Crise franco-britannique au Levant

La crise franco-britannique au Levant, est une crise militaire et diplomatique survenue en mai 1945 entre la France et le Royaume-Uni peu après la fin Seconde Guerre mondiale en Europe.

Pour les articles homonymes, voir Bombardement de Damas.

Un char britannique dans les rues de Damas.

Les troupes françaises bombardent Damas le 29 mai[1].

Contexte

La défaite des Empires centraux lors de la Première Guerre mondiale entraîne la Partition de l'Empire ottoman lors du traité de Sèvres le 10 août 1920. Les actuels États de Syrie et du Liban se retrouvent sous mandat français par l'autorité de la société des Nations, et l'Irak et la Palestine passent sous mandat britannique. La région contrôlée par la France est désignée par l'État du Levant. Cette partition du Moyen-Orient avait été négociée par les accords secrets Sykes-Picot, signés dès le 16 mai 1916.

Partition de l'Empire Ottoman, mandat sous contrôle français (en bleu) et mandat sous contrôle britannique (en rose)

Cependant, Youssef al-Azmeh, un militaire nationaliste syrien s'oppose au mandat français, se rebelle et monte une armée de volontaires. Il meurt au combat lors de la bataille de Khan Maysaloun face à l'armée du Levant le 24 juillet 1920. Le général Mariano Goybet offre une victoire française décisive, qui permet aux troupes d'entrer à Damas le lendemain. Le roi Fayçal Ier est chassé du pouvoir le 27 juillet, et l'éphémère royaume arabe de Syrie disparaît. Les Britanniques, pour garder une stabilité et maintenir leur influence dans le mandat britannique de Mésopotamie, lui propose le trône d'Irak, et il est couronné le 23 août 1921 et devient premier roi d'Irak[2].

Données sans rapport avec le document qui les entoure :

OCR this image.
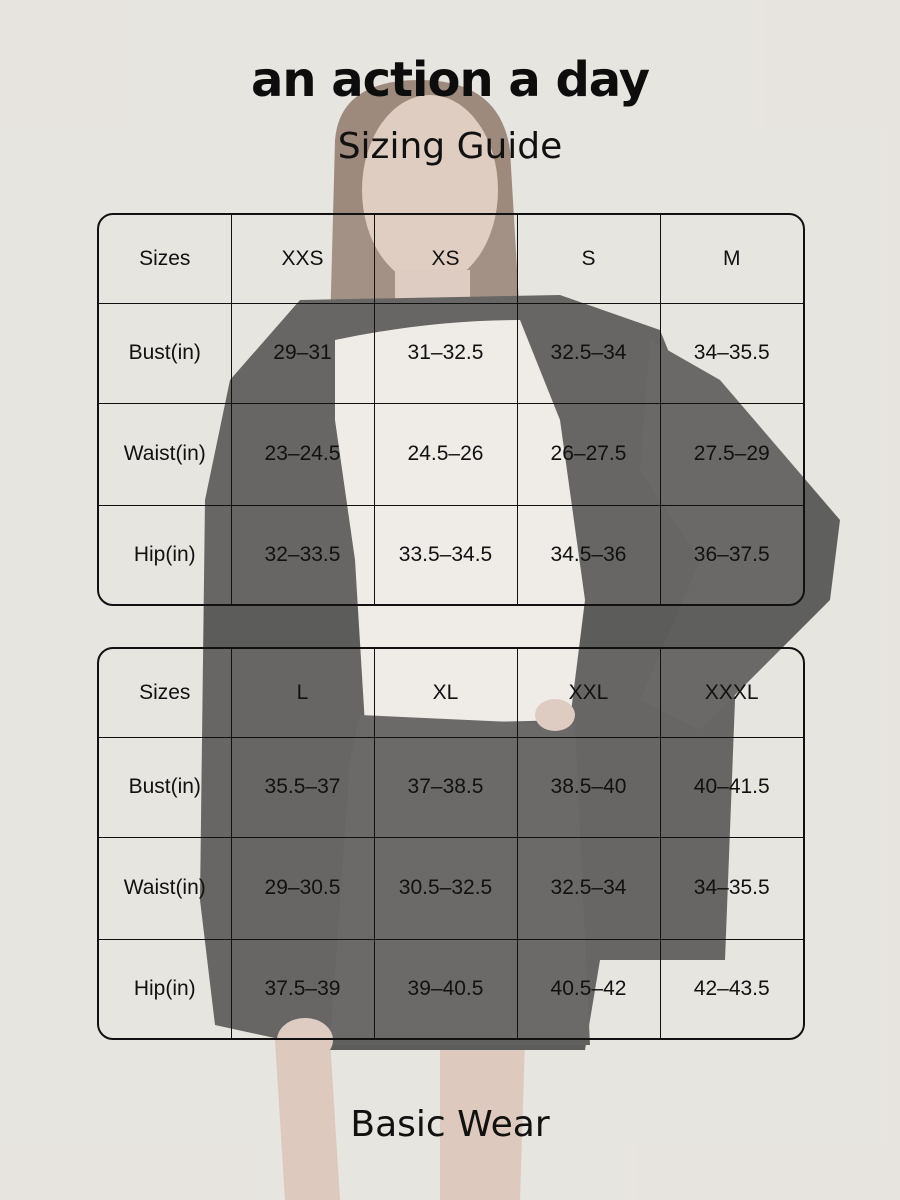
an action a day
Sizing Guide
Sizes	XXS	XS	S	M
Bust(in)	29–31	31–32.5	32.5–34	34–35.5
Waist(in)	23–24.5	24.5–26	26–27.5	27.5–29
Hip(in)	32–33.5	33.5–34.5	34.5–36	36–37.5
Sizes	L	XL	XXL	XXXL
Bust(in)	35.5–37	37–38.5	38.5–40	40–41.5
Waist(in)	29–30.5	30.5–32.5	32.5–34	34–35.5
Hip(in)	37.5–39	39–40.5	40.5–42	42–43.5
Basic Wear
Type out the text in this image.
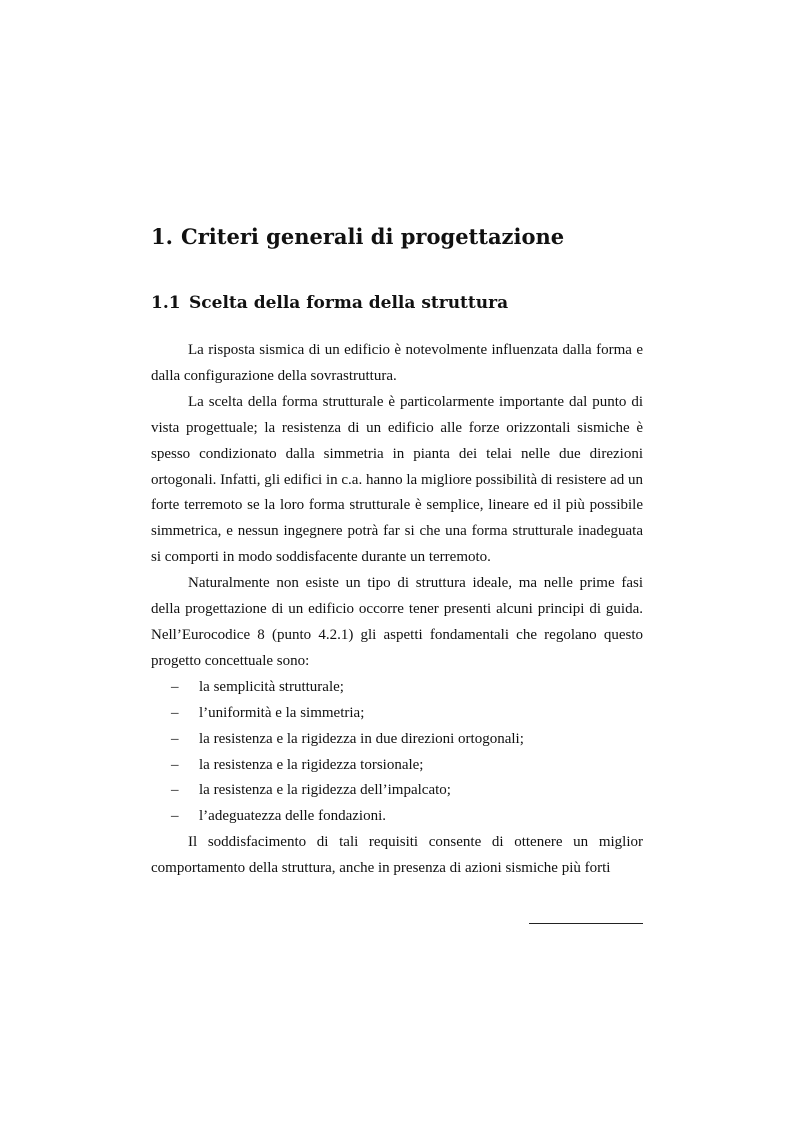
1. Criteri generali di progettazione
1.1 Scelta della forma della struttura

La risposta sismica di un edificio è notevolmente influenzata dalla forma e dalla configurazione della sovrastruttura.

La scelta della forma strutturale è particolarmente importante dal punto di vista progettuale; la resistenza di un edificio alle forze orizzontali sismiche è spesso condizionato dalla simmetria in pianta dei telai nelle due direzioni ortogonali. Infatti, gli edifici in c.a. hanno la migliore possibilità di resistere ad un forte terremoto se la loro forma strutturale è semplice, lineare ed il più possibile simmetrica, e nessun ingegnere potrà far si che una forma strutturale inadeguata si comporti in modo soddisfacente durante un terremoto.

Naturalmente non esiste un tipo di struttura ideale, ma nelle prime fasi della progettazione di un edificio occorre tener presenti alcuni principi di guida. Nell’Eurocodice 8 (punto 4.2.1) gli aspetti fondamentali che regolano questo progetto concettuale sono:

– la semplicità strutturale;
– l’uniformità e la simmetria;
– la resistenza e la rigidezza in due direzioni ortogonali;
– la resistenza e la rigidezza torsionale;
– la resistenza e la rigidezza dell’impalcato;
– l’adeguatezza delle fondazioni.

Il soddisfacimento di tali requisiti consente di ottenere un miglior comportamento della struttura, anche in presenza di azioni sismiche più forti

Campagne de Syrie (13 juin 1941)

Le 9 septembre 1936, les accords Viénot sont signés entre la France et la Syrie, à Paris, pour prévoir une indépendance syrienne. Toutefois, la Seconde Guerre mondiale commence en 1939, et la France est envahie 10 mai 1940 par l'Allemagne nazie et signe l'Armistice du 22 juin 1940. Le maréchal Philippe Pétain dirige désormais le régime de Vichy et, par extension, le Levant. Rapidement, les alliés et les Forces françaises libres reprennent toutefois le territoire lors de la campagne de Syrie du 8 juin au 14 juillet 1941, sous le commandement en chef de Henry Maitland Wilson avec une participation importante du Royaume-Uni et de ses anciens Dominions (l'Australie et l'Inde britannique). Le général Henri Dentz, haut-commissaire de France au Levant luttant sans renforts, demande l'armistice, qui est signé le 14 juillet 1941 à Saint-Jean-d'Acre par Henry Maitland Wilson (pour le Royaume-Uni), Georges Catroux (pour les FFL) et Joseph de Verdilhac (pour l'État français). Les Syriens continuent cependant de réclamer le départ des troupes françaises en manifestant. Le général Catroux est nommé délégué général de la France libre au Levant de 1941 à 1943 par Charles de Gaulle et il reconnaît dès lors l'indépendance de la Syrie et du Liban. Jean Helleu lui succède en 1943 lorsque ce dernier part pour l'Algérie, enfin Paul Beynet obtient le poste en 1944.

Crise

La crise commence le 19 mai 1945 quand des manifestations à Damas donnent lieu à des échauffourées près de l'Hôpital français de Damas, avec pour bilan une douzaine de blessés.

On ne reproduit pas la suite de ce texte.